[pacman-dev] [PATCH] Introduce alpm_dbs_update() function for parallel db updates

Sun Mar 8 05:23:25 UTC 2020

On 7/3/20 6:48 am, Anatol Pomozov wrote:
> Hi
> 
> On Fri, Mar 6, 2020 at 12:35 PM Anatol Pomozov <anatol.pomozov at gmail.com> wrote:
>>
>> This is an equivalent of alpm_db_update but for multiplexed (parallel)
>> download. The difference is that this function accepts list of
>> databases to update. And then ALPM internals download it in parallel if
>> possible.
>>
>> Add a stub for _alpm_multi_download the function that will do parallel
>> payloads downloads in the future.
>>
>> Introduce dload_payload->filepath field that contains url path to the
>> file we download. It is like fileurl field but does not contain
>> protocol/server part. The rationale for having this field is that with
>> the curl multidownload the server retry logic is going to move to a curl
>> callback. And the callback needs to be able to reconstruct the 'next'
>> fileurl. One will be able to do it by getting the next server url from
>> 'servers' list and then concat with filepath. Once the 'parallel download'
>> refactoring is over 'fileurl' field will go away.
>>
>> Signed-off-by: Anatol Pomozov <anatol.pomozov at gmail.com>
>> ---
>>  lib/libalpm/alpm.h    |   2 +
>>  lib/libalpm/be_sync.c | 132 ++++++++++++++++++++++++++++++++++++++++++
>>  lib/libalpm/dload.c   |  12 ++++
>>  lib/libalpm/dload.h   |   5 ++
>>  4 files changed, 151 insertions(+)
>>
>> diff --git a/lib/libalpm/alpm.h b/lib/libalpm/alpm.h
>> index 93b97f44..eb0490eb 100644
>> --- a/lib/libalpm/alpm.h
>> +++ b/lib/libalpm/alpm.h
>> @@ -1045,6 +1045,8 @@ int alpm_db_remove_server(alpm_db_t *db, const char *url);
>>   */
>>  int alpm_db_update(int force, alpm_db_t *db);
>>
>> +int alpm_dbs_update(alpm_handle_t *handle, alpm_list_t *dbs, int force, int failfast);
>> +
>>  /** Get a package entry from a package database.
>>   * @param db pointer to the package database to get the package from
>>   * @param name of the package
>> diff --git a/lib/libalpm/be_sync.c b/lib/libalpm/be_sync.c
>> index aafed15d..cdb46bd9 100644
>> --- a/lib/libalpm/be_sync.c
>> +++ b/lib/libalpm/be_sync.c
>> @@ -301,6 +301,138 @@ int SYMEXPORT alpm_db_update(int force, alpm_db_t *db)
>>         return ret;
>>  }
>>
>> +/** Update list of databases.
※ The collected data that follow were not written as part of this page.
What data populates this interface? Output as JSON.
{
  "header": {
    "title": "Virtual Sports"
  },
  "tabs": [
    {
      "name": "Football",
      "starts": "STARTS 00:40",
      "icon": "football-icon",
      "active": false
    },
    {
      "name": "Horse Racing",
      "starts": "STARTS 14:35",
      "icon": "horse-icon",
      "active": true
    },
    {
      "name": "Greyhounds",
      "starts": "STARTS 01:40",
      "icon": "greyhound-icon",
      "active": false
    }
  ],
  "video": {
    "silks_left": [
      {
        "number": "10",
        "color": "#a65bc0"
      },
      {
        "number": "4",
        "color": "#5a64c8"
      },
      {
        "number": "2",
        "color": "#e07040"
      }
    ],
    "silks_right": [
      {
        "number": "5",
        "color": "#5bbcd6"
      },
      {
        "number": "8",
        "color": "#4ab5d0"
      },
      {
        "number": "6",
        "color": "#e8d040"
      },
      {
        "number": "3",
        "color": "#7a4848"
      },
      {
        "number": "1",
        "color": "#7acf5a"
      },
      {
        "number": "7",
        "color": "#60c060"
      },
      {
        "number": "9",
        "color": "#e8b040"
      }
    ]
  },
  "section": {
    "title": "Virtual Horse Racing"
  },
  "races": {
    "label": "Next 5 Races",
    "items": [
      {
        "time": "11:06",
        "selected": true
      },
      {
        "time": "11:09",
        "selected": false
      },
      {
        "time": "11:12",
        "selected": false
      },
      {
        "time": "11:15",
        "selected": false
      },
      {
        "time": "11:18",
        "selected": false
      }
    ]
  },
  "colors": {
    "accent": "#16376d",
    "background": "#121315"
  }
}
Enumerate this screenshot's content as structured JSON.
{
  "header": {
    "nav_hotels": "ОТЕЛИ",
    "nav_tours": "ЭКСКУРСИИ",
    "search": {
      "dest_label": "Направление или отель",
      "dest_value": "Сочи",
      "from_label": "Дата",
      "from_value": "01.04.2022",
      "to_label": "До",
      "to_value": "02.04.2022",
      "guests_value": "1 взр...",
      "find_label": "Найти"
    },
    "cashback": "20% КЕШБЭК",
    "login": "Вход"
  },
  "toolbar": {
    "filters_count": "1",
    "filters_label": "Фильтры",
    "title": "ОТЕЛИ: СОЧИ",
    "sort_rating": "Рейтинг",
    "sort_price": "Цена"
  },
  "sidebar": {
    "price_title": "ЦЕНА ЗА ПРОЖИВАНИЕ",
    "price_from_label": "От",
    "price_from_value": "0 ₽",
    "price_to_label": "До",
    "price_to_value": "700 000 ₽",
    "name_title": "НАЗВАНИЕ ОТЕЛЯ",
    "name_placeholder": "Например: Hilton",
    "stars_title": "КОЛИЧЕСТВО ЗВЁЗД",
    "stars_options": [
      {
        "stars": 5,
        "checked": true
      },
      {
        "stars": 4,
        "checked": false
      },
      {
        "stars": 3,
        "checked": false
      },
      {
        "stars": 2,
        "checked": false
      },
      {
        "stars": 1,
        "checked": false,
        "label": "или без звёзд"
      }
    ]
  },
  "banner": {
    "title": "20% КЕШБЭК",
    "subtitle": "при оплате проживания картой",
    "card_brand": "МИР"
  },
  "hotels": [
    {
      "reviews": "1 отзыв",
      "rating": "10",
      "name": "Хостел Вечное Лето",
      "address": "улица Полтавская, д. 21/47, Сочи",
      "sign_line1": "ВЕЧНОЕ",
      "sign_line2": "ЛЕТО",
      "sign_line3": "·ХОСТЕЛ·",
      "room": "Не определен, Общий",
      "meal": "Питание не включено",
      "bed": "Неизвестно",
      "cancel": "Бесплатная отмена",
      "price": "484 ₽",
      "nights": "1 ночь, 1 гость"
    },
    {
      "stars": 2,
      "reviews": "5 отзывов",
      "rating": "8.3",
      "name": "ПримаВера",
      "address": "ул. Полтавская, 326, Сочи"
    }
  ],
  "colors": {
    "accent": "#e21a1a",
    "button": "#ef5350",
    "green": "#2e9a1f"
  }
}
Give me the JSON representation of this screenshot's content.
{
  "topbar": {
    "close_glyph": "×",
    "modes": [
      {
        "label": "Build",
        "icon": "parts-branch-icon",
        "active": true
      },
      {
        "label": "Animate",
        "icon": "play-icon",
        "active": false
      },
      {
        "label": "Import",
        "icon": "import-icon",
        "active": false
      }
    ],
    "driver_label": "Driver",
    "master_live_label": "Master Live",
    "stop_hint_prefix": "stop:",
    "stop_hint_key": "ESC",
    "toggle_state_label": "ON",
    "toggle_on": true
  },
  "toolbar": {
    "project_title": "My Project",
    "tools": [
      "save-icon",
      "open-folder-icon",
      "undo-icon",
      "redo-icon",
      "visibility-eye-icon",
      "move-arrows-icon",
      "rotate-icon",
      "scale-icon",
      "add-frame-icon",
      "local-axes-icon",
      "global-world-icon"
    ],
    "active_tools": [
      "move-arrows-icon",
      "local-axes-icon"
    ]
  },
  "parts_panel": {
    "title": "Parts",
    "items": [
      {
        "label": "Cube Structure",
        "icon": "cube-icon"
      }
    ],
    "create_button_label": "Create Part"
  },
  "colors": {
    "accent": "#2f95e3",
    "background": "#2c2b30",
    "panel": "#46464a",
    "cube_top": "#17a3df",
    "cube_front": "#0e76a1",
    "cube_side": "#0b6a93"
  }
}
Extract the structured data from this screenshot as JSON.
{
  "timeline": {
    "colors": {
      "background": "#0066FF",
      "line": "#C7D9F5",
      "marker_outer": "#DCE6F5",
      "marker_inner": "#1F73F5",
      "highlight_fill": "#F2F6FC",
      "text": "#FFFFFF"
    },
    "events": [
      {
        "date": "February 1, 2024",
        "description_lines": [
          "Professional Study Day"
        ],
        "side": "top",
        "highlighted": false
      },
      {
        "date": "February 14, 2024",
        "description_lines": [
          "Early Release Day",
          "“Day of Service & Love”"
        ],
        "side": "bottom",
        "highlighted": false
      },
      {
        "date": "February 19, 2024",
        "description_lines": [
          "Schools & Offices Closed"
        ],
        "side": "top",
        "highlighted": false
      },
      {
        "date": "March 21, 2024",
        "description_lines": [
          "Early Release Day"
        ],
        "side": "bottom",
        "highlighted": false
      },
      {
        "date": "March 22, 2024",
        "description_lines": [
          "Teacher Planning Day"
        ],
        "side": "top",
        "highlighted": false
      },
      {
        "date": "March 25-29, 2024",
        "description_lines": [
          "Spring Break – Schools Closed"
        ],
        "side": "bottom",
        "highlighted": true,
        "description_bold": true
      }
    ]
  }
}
This function may run updates in parallel.
>> + *
>> + * @param dbs a list of alpm_db_t to update.
>> + */
>> +int SYMEXPORT alpm_dbs_update(alpm_handle_t *handle, alpm_list_t *dbs, int force, UNUSED int failfast) {
> 
> One question I had initially is whether we need 'failfast' option for
> parallel downloads. Failfast means once any error is detected ALPM
> stops all the download streams right away and returns error back to
> the client.
> 
> But now I am not sure if this option will be really useful. Currently
> multi-download implementation waits for download transactions to
> finish and only then returns to the client. It works just fine.
> 
> So I am thinking to remove failfast option unless someone has a strong
> opinion we should keep it.
> 

We don't want failfast for databases.  At least until databases are
downloaded into a temporary location.  Failfast would leave us with a
bunch of half downloaded database files.

A